Monday, April 30, 2007


Did you ever get emotionally bowled-over by something you read or saw in a movie or TV show? I just did. I think my reaction had do with the irony of attaining a great success and not enjoying it.

"AMERICAN MASTERS" is an hour-long TV show on PBS. Using a biography format, the show concentrates on US artists, musicians etc. Tonight's episode was on country singer Hank Williams, (1923-1953).
My familiarity with Williams had been filled with my own misinformation. Perhaps that's why the tragedy of his life hit me so hard. It should be noted that there is plenty of information on him at Wikipedia but the written word simply can NOT convey how much this man was loved.

A couple of years ago, I saw the movie, "THE LAST PICTURE SHOW." It featured Hank Williams tunes and even though I always liked his music, I never knew anything about the man.
I mentioned how great his music was in the film to one of my readers, TRPT, and he kindly burnt me a copy of Williams' greatest hits CD. Despite strong objections from my son and wife, I have worn that disc out! My four favorites are, "Your Cheatin' Heart," "Kaw-Liga," "Hey Good Lookin' " and "Jambalaya."

The most compelling aspect of Hank Williams life was that he was born with a mild, undiagnosed case of spina-bifida occulta; a disorder of the spinal column that gave him lifelong pain--a factor that led to his later abuse of alcohol and drugs.

Prior to the impact of Elvis Presley, Williams' honky-tonk style was an important link Country Western music had with Rock 'N Roll.

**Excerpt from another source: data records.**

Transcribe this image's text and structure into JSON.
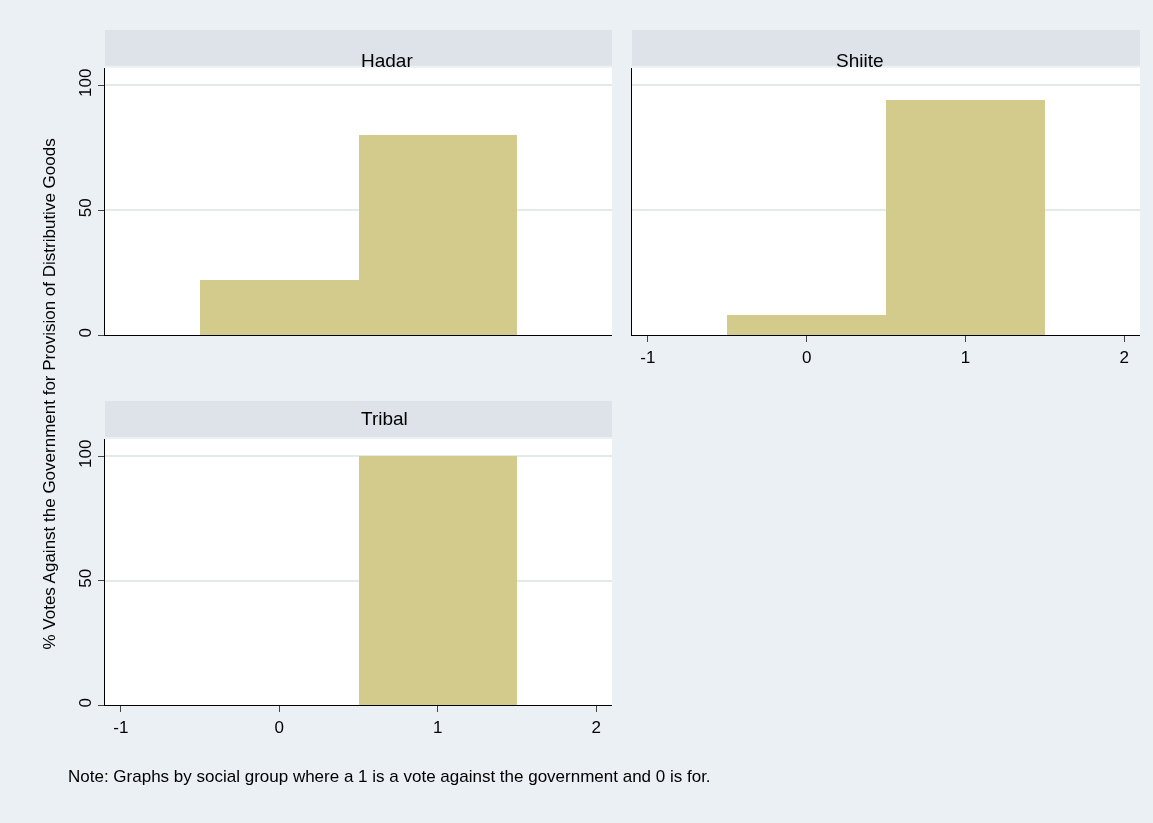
{
  "chart_data": [
    {
      "type": "histogram",
      "title": "Hadar",
      "ylabel": "% Votes Against the Government for Provision of Distributive Goods",
      "bins": [
        -0.5,
        0.5,
        1.5
      ],
      "values": [
        22,
        80
      ],
      "color": "#d3cb8c",
      "xlim": [
        -1.1,
        2.1
      ],
      "xticks": [
        -1,
        0,
        1,
        2
      ],
      "ylim": [
        0,
        107
      ],
      "yticks": [
        0,
        50,
        100
      ],
      "grid": "y",
      "tick_labels": "y"
    },
    {
      "type": "histogram",
      "title": "Shiite",
      "bins": [
        -0.5,
        0.5,
        1.5
      ],
      "values": [
        8,
        94
      ],
      "color": "#d3cb8c",
      "xlim": [
        -1.1,
        2.1
      ],
      "xticks": [
        -1,
        0,
        1,
        2
      ],
      "ylim": [
        0,
        107
      ],
      "yticks": [
        0,
        50,
        100
      ],
      "grid": "y",
      "tick_labels": "x"
    },
    {
      "type": "histogram",
      "title": "Tribal",
      "bins": [
        -0.5,
        0.5,
        1.5
      ],
      "values": [
        0,
        100
      ],
      "color": "#d3cb8c",
      "xlim": [
        -1.1,
        2.1
      ],
      "xticks": [
        -1,
        0,
        1,
        2
      ],
      "ylim": [
        0,
        107
      ],
      "yticks": [
        0,
        50,
        100
      ],
      "grid": "y",
      "annotations": [
        "Note: Graphs by social group where a 1 is a vote against the government and 0 is for."
      ]
    }
  ]
}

Although Williams was too "hillbilly" to attain the widespread appeal that Elvis was to enjoy, he was still a superstar in every sense of the word.

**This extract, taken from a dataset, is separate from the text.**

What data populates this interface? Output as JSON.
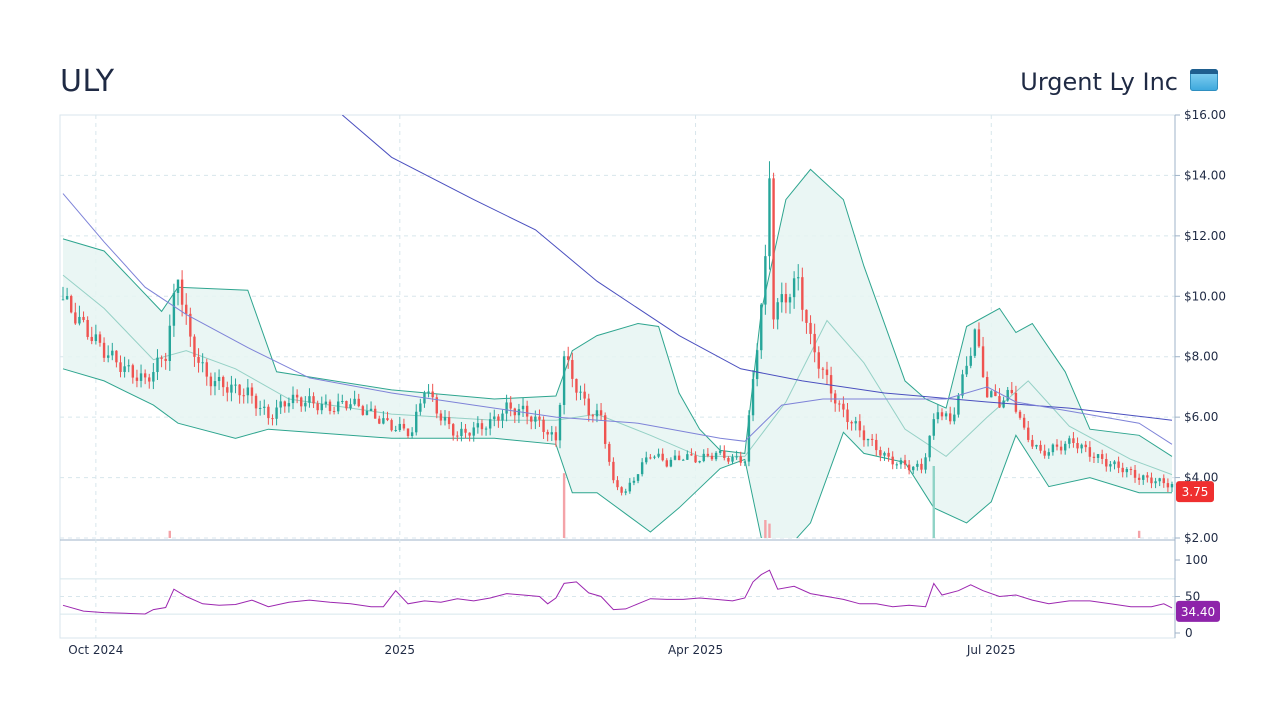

While "enjoying" his success, Williams was haunted by his back pain and tortured by the nagging of his wife, Audrey Shepard. She repeatedly accused him of infidelity while on the road which led to horrendous fights. These emotional battles coupled with his fight against pain influenced the lyrics in many of his songs. It was said of his first wife, "Its hard to tell if he was drinking to numb his pain or drinking to block her out." But his love for her was also intense because it was also said of them, "They couldn't live together and they couldn't live apart."

To ease his pain, Williams had some vertebrae fused together but the operation didn't accomplish very much. While convalescing at home, perhaps influenced by morphine and "handfuls" of other pain-killers, he shot out the windows of his house. Although his motives are unclear, his wife was so spooked that she left him and filed for divorce.

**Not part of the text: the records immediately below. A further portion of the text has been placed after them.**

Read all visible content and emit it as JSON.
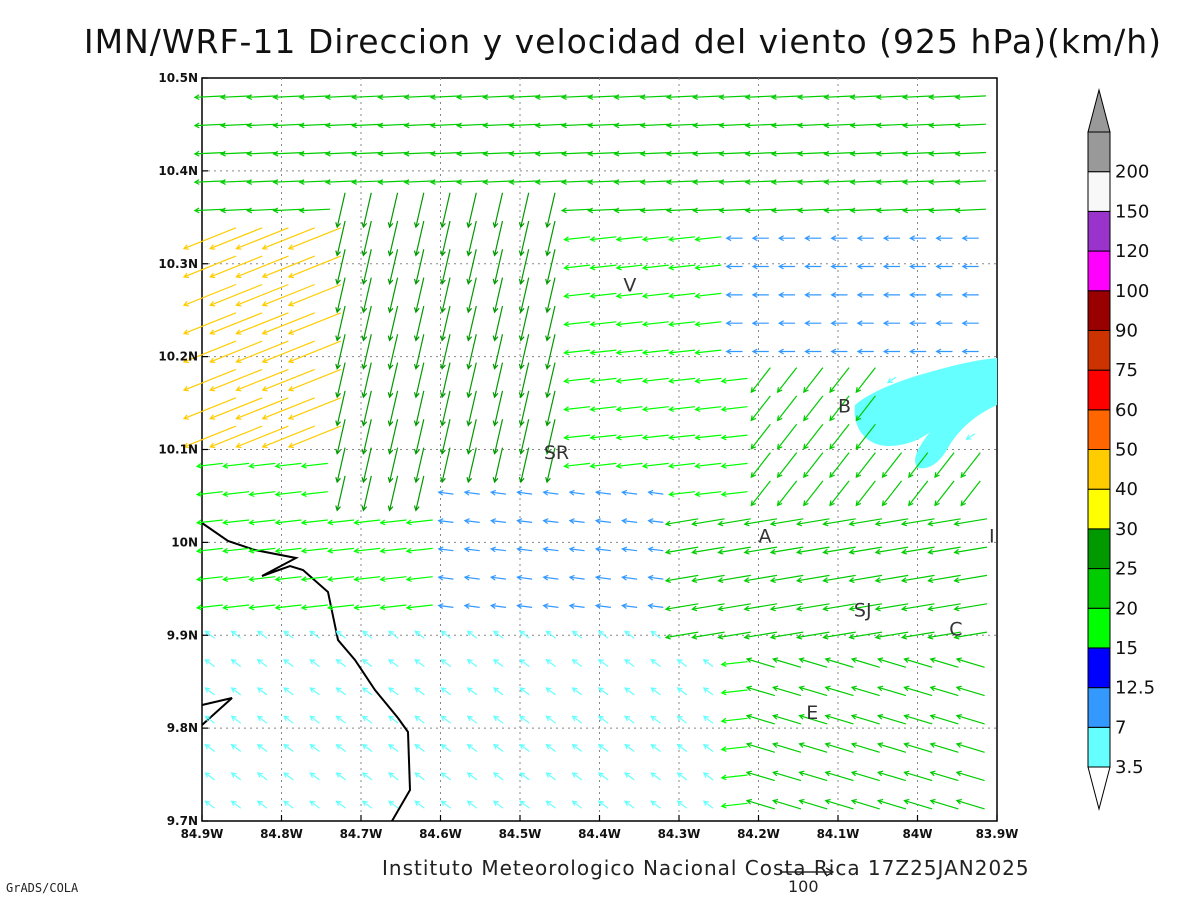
{
  "title": "IMN/WRF-11 Direccion y velocidad del viento (925 hPa)(km/h)",
  "footer": "Instituto Meteorologico Nacional Costa Rica 17Z25JAN2025",
  "credit": "GrADS/COLA",
  "reference_vector": {
    "value": "100"
  },
  "map": {
    "lon_range": [
      -84.9,
      -83.9
    ],
    "lat_range": [
      9.7,
      10.5
    ],
    "grid": "dotted",
    "x_ticks": [
      "84.9W",
      "84.8W",
      "84.7W",
      "84.6W",
      "84.5W",
      "84.4W",
      "84.3W",
      "84.2W",
      "84.1W",
      "84W",
      "83.9W"
    ],
    "y_ticks": [
      "9.7N",
      "9.8N",
      "9.9N",
      "10N",
      "10.1N",
      "10.2N",
      "10.3N",
      "10.4N",
      "10.5N"
    ],
    "places": [
      {
        "label": "V",
        "lon": -84.37,
        "lat": 10.27
      },
      {
        "label": "SR",
        "lon": -84.47,
        "lat": 10.09
      },
      {
        "label": "B",
        "lon": -84.1,
        "lat": 10.14
      },
      {
        "label": "A",
        "lon": -84.2,
        "lat": 10.0
      },
      {
        "label": "I",
        "lon": -83.91,
        "lat": 10.0
      },
      {
        "label": "SJ",
        "lon": -84.08,
        "lat": 9.92
      },
      {
        "label": "C",
        "lon": -83.96,
        "lat": 9.9
      },
      {
        "label": "E",
        "lon": -84.14,
        "lat": 9.81
      }
    ]
  },
  "colorbar": {
    "labels": [
      "3.5",
      "7",
      "12.5",
      "15",
      "20",
      "25",
      "30",
      "40",
      "50",
      "60",
      "75",
      "90",
      "100",
      "120",
      "150",
      "200"
    ],
    "colors": [
      "#66ffff",
      "#3399ff",
      "#0000ff",
      "#00ff00",
      "#00cc00",
      "#009900",
      "#ffff00",
      "#ffcc00",
      "#ff6600",
      "#ff0000",
      "#cc3300",
      "#990000",
      "#ff00ff",
      "#9933cc",
      "#f8f8f8",
      "#999999"
    ]
  }
}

Wiliams' pain, domestic woes and drinking were all common-knowledge to his fans. If anything these problems made him a more sympathetic character. At the height of his depression he confided in a friend, "I don't know who my friends are any more. I'd trade everything, to just entertain the folks back home."

In the early forties a friend and fellow singer Roy Acuff encouraged Hank to stop showing up at performances drunk. He said of Williams, "He has a million-dollar voice and a ten-cent brain." Nonetheless, Williams together with his band, The Singing Cowboys, only saw their popularity escalate. He hosted his own radio show and kept turning out records. In a span of about thirteen years, Williams wrote and performed 12 number-one hits plus many others in the top-ten.
At the pinnacle of his success, the public appearances became less important to him and he frequently just didn't show up. While a regular at the Grand 'Ole Opry, this attitude and erratic behavior got him and the Singing Cowboys fired. The band didn't want to work with him any more and they parted company. Williams left Nashville and got hired as a solo performer at another country venue, The Louisiana Hayride.

By 1950, Williams decided to clean-up his act and take back control of his life. He began writing moralistic songs; many of which were recitations rather than his usual crooning. He was fearful that this new approach would hurt his existing commercial appeal, so he wrote under the name "Luke the Drifter." His public recognized his voice and accepted this duality (going from songs about rowdy times and drifting to songs about religion and remorse). His legendary status remained untarnished and the new style widened his audience.

Williams began hinting to friends that he feared that he would die. Two of the last songs he wrote were, "I Won't Be Home No More" and "I'll Never Get Out of the World Alive."

On New Year's Day 1953, en route by car from Knoxville, Tennessee to a public appearance in Canton Ohio, (severe weather had cancelled all the flights), Hank Williams was found dead in Oak Hill, West Virginia, in the back of a rented limousine; he was 29 . His exact cause of death was never determined but he had injected himself with B12 and morphine. The only other item found in the backseat with him besides a few beer cans was the handwritten lyrics to an unrecorded song, "Then Came That Fateful Day."

I hope you can all discover Hank Williams' music for yourself. But if you want to kill two birds with one stone, rent "THE LAST PICTURE SHOW." Its from 1971, starred Cybill Shepherd and was a four-star movie.